As for corporate taxpayers, an impact could be felt by taxpayers and the state since the
calculation of net income subject to Illinois income tax begins with federal taxable
income, including federally authorized deductions, and is subject to certain state
modifications. Corporations also use this same net income amount for calculating their
personal property replacement tax liability in Illinois.
All that said, there are several federal tax law changes that will affect corporate income
taxation in Illinois. Some will reduce the Illinois tax base, while some will increase the tax
base. Here are some highlights:
• IRC Section 163(j) is amended to limit the interest expense deduction to 30 percent of
adjusted taxable income plus the taxpayer’s interest income.
• IRC Section 199, the domestic production activity deduction,
was repealed. However, Illinois “decoupled” from this federal
deduction in 2017.
• IRC Section 243(a) is amended to reduce the dividends received
deduction, which can reduce the foreign dividends subtraction
allowed under IITA Section 203(b)(2)(O).
• IRC Section 965 is amended to require deemed repatriation of
certain income for federal income tax purposes. Much of this
income will be excluded from Illinois income taxation by the
foreign dividend subtraction under IITA Section 203(b)(2)(O).
We’re awaiting further guidance from the Illinois Department of
Revenue on this.
• IRC Section 951A provides for federal taxation of a U.S.
shareholder’s share of global intangible low-taxed income
of a controlled foreign corporation. However, a portion of
this income will also be excluded by the foreign dividend
subtraction (awaiting guidance).
• The 100 percent bonus depreciation enacted at the federal level
pursuant to IRC Section 168(k) will flow through to Illinois tax
returns, reducing Illinois income tax liability. The IITA was
amended a few years ago to decouple from federal bonus
depreciation; however, because of the mechanics of Illinois’
law, 100 percent depreciation federally is not subject to an
add-back at the Illinois level. This deduction is likely to cause
the biggest reduction in Illinois’ tax base in 2018 — allowing
immediate expensing in the year the item is acquired and
placed in service shifts the deduction to that first year rather than
spreading the deduction over the useful life of the item.

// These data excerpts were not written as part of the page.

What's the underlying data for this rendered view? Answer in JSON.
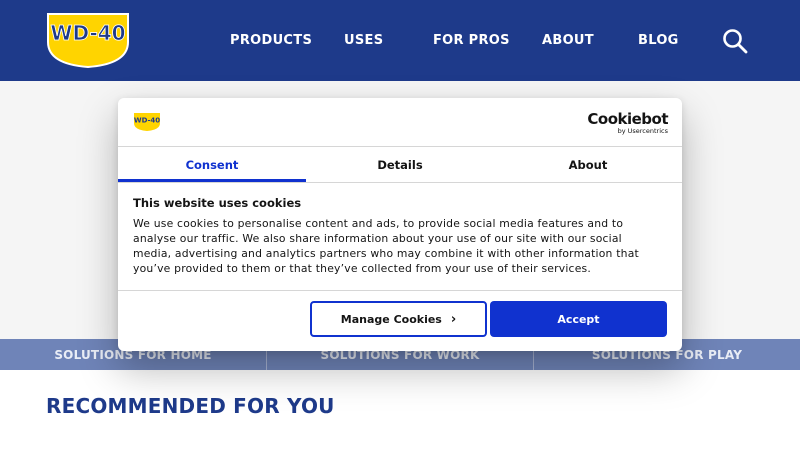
{
  "header": {
    "logo_text": "WD-40",
    "nav": [
      {
        "label": "PRODUCTS"
      },
      {
        "label": "USES"
      },
      {
        "label": "FOR PROS"
      },
      {
        "label": "ABOUT"
      },
      {
        "label": "BLOG"
      }
    ],
    "search_icon": "search-icon"
  },
  "solutions": [
    {
      "label": "SOLUTIONS FOR HOME"
    },
    {
      "label": "SOLUTIONS FOR WORK"
    },
    {
      "label": "SOLUTIONS FOR PLAY"
    }
  ],
  "recommended_heading": "RECOMMENDED FOR YOU",
  "cookie_dialog": {
    "brand": "Cookiebot",
    "brand_sub": "by Usercentrics",
    "tabs": [
      {
        "label": "Consent",
        "active": true
      },
      {
        "label": "Details",
        "active": false
      },
      {
        "label": "About",
        "active": false
      }
    ],
    "title": "This website uses cookies",
    "body": "We use cookies to personalise content and ads, to provide social media features and to analyse our traffic. We also share information about your use of our site with our social media, advertising and analytics partners who may combine it with other information that you’ve provided to them or that they’ve collected from your use of their services.",
    "manage_label": "Manage Cookies",
    "accept_label": "Accept"
  },
  "colors": {
    "brand_blue": "#1e3a8a",
    "accent_blue": "#1032cf",
    "logo_yellow": "#ffd400"
  }
}
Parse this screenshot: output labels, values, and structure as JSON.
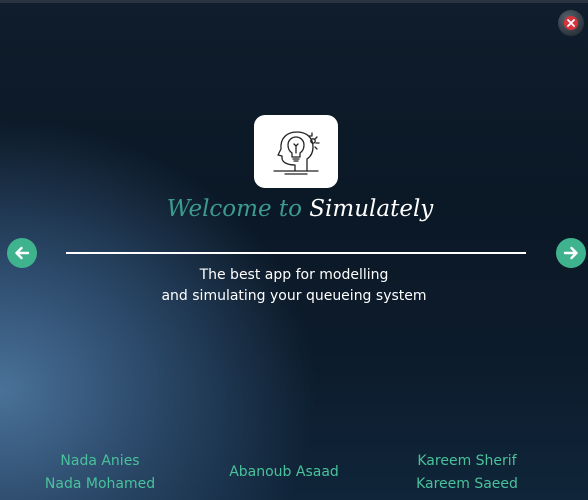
{
  "welcome_text": "Welcome to",
  "app_name": "Simulately",
  "tagline": {
    "line1": "The best app for modelling",
    "line2": "and simulating your queueing system"
  },
  "credits": {
    "left": [
      "Nada Anies",
      "Nada Mohamed"
    ],
    "center": "Abanoub Asaad",
    "right": [
      "Kareem Sherif",
      "Kareem Saeed"
    ]
  },
  "icons": {
    "close": "close-icon",
    "back": "arrow-left-icon",
    "next": "arrow-right-icon",
    "logo": "lightbulb-head-icon"
  },
  "colors": {
    "accent": "#3fb38d",
    "welcome_color": "#3d9a8f",
    "credit_color": "#49c29b",
    "close_red": "#d8333a"
  }
}
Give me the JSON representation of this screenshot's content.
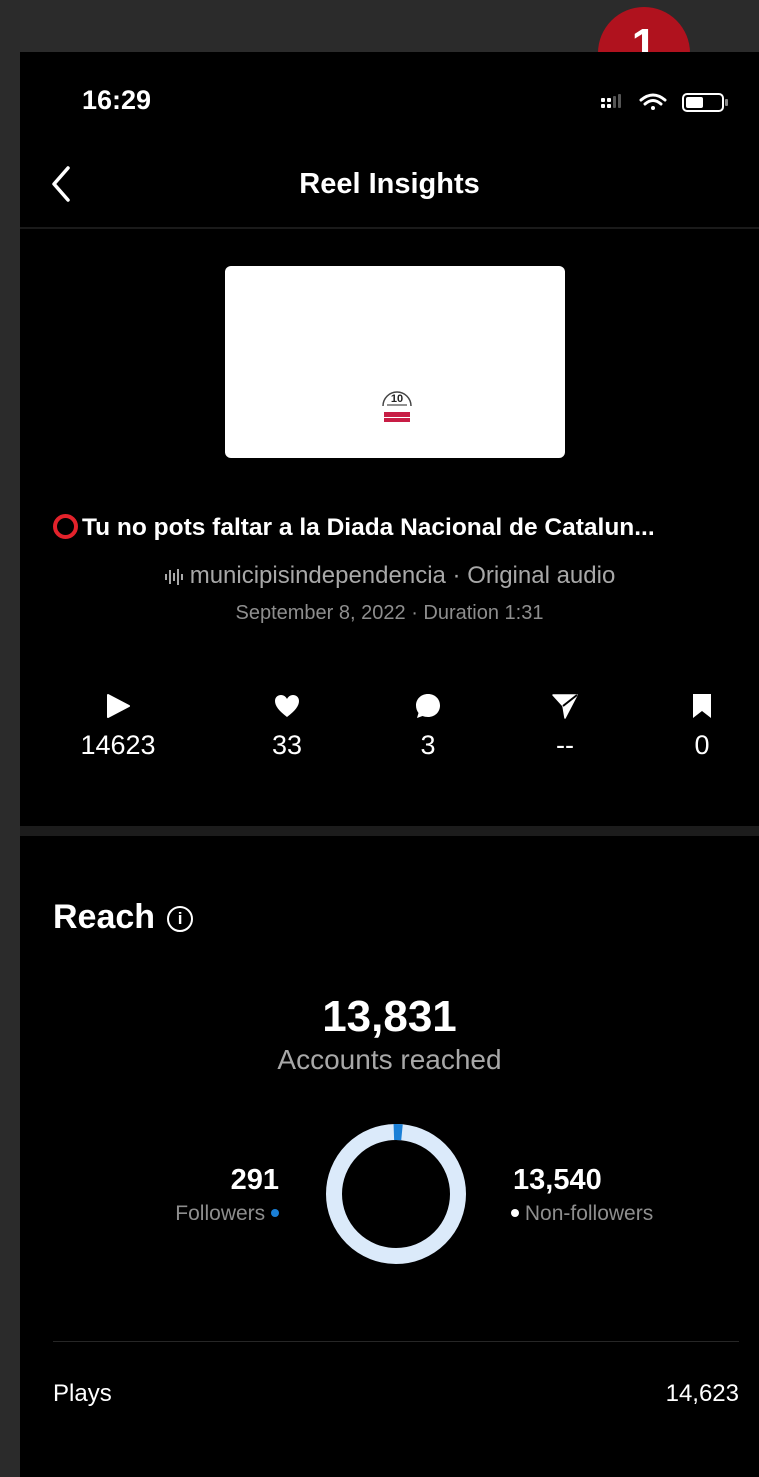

• IRC Section 179, a small business deduction, is amended
to double the maximum depreciation deduction from $500,000
to $1 million and to increase phase out of the deduction to
$2.5 million.
Among the federal changes, the one spurring Illinois legislators
into action is the state and local tax (SALT) deduction at the federal
level being limited to $10,000. This limitation doesn’t affect an
individual’s Illinois income tax liability. However, the limitation
will increase federal income taxes for many individuals, especially
those who live in areas with high property taxes.
This has triggered Illinois legislation to “work around” the federal
limit by recharacterizing SALT payments as “charitable deductions”
for which there is no comparable federal limitation. Recently
introduced in the Illinois General Assembly, HB 4237 would
authorize the establishment of charitable funds at the state and
county level. Taxpayers could make payments to the charitable
funds in amounts equal to their local property tax and Illinois
income tax liabilities and then receive charitable deductions for
federal income tax purposes. Further, HB 4563 would allow
taxpayers to receive a credit against their property taxes for
donations made to a local school district foundation. Both
proposals depend on the IRS agreeing that the “donations” would
qualify as charitable donations for federal income tax purposes.
Without going into detailed analysis of federal law, I believe
it’s unclear the IRS will agree to qualify these donations for
charitable deductions.
At this point, it’s too soon to tell if Illinois will see a net gain or loss
in income tax revenues because of federal tax reform, but there’s
plenty going on as the federal legislation is implemented and the
effects flow down to the state level.